It's hard to imagine what these plants have in common--orchids, spider plants, ferns, palm trees, begonias, African Violets, bromeliads and cacti. In fact, they are all plants that can, and are, grown successfully indoors as houseplants. As Barbara Damrosch, the author of "The Garden Primer," points out "even a tree if it's grown as a bonsai" can be a houseplant.
Plants grown for decoration appear from ancient to modern times. In "Focus," Jane Stiles, a British architect noted that plants grown in containers adorned terraces 3,000 years ago in China, that the Hanging Gardens of Babylon existed from 810 to 84 BC and that decorative plants were found in Egypt in 300 BC and in Pompeii 2,000 years ago. She noted too that house plants first appeared in American in the late 1940's and in American offices starting in 1965. Flower clubs began earlier, such as the American Orchid Society, established in 1921 to encourage amateurs as well as professionals to grow orchids.
Purposes of Houseplants
People choose to grow houseplants for a variety of reasons. For some, the appeal is aesthetic---they enjoy looking at the foliage and flowers and believe that plants "soften " the lines of a room as Barbara Damrosch explains it. Others use plants for health reasons, believing that plants clean the air; the organization Plants for People provides numerous studies documenting this healthy effect and encouraging the use of houseplants for the home and the office. Others grow houseplants as an engaging hobby, testing new varieties and propagating new plants. And parents use houseplants to educate their children about the natural world, often growing pineapples, potatoes or avocados in glass jars.
Because different types of plants grow best in different levels of light, a home grower needs to choose which window is best for which plant. For plants needing direct sun for many hours, such as cacti or begonias, growers should choose a window facing east or west. For plants needing indirect or filtered light, such as African violets or palms, a southern or northern exposure works best.
Temperature and Humidity
As with light, different plants require different types of temperature and humidity.
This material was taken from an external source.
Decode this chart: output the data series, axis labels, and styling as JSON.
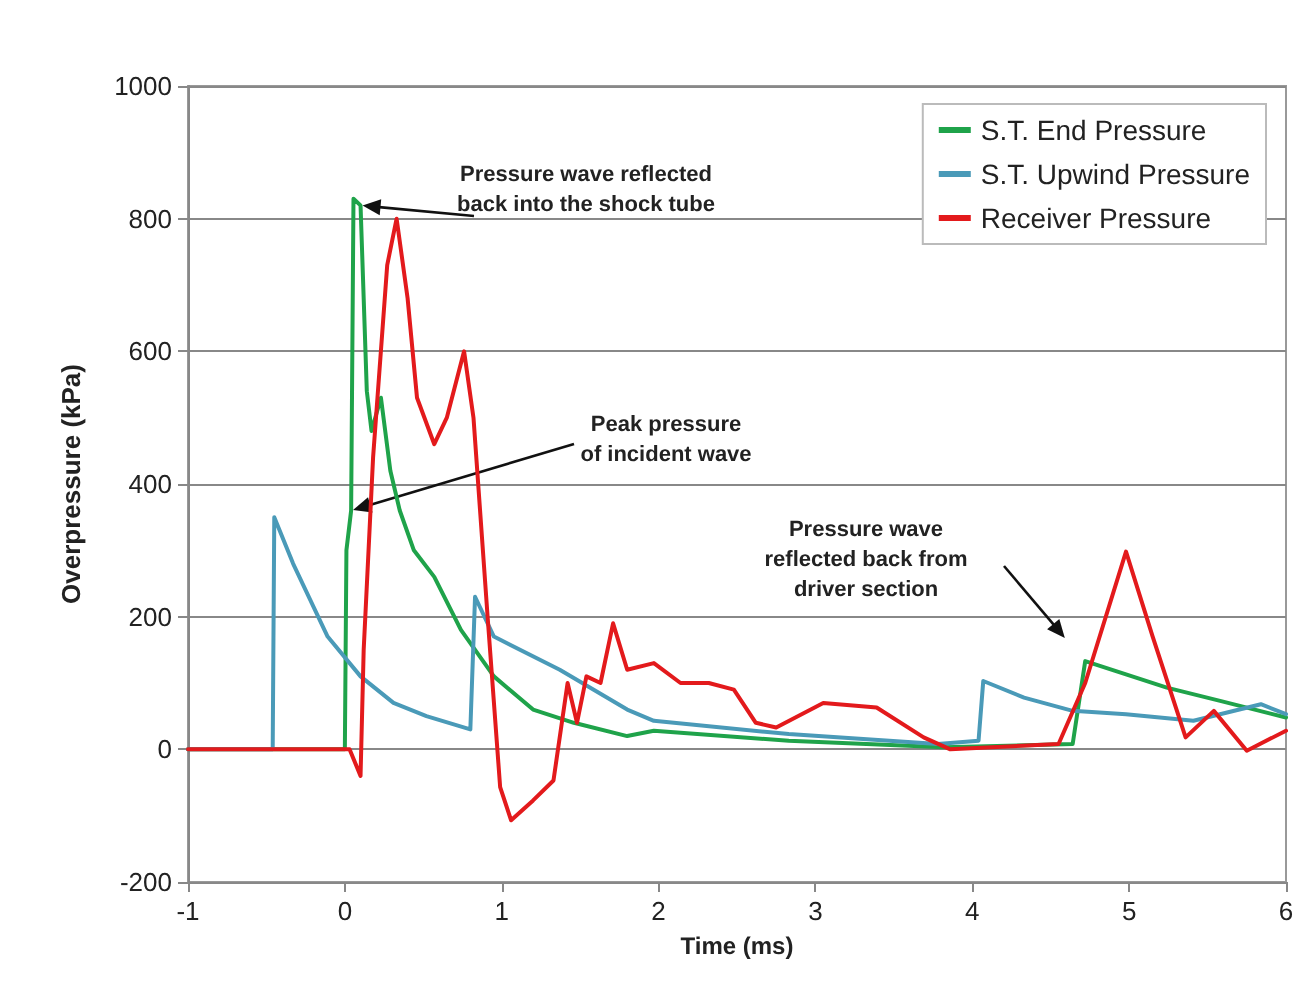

These elements can be controlled to some extent, such as by misting the air around orchids and ferns with a spray bottle of water or keeping certain plants like Christmas cactus in a cool room in the house. The best method to achieve success with houseplants is to choose those that are tolerant of a less-than-ideal environment like the spider plant, dieffenbachia or philodendron.
Barbara Damrosch claims that many people overfeed their houseplants. She recommends feeding only during peak growth periods and using less than the amount specified on the plant food label. Signs of underfeeding include yellow leaves, while signs of overfeeding include brown leaves and green algae on the pot.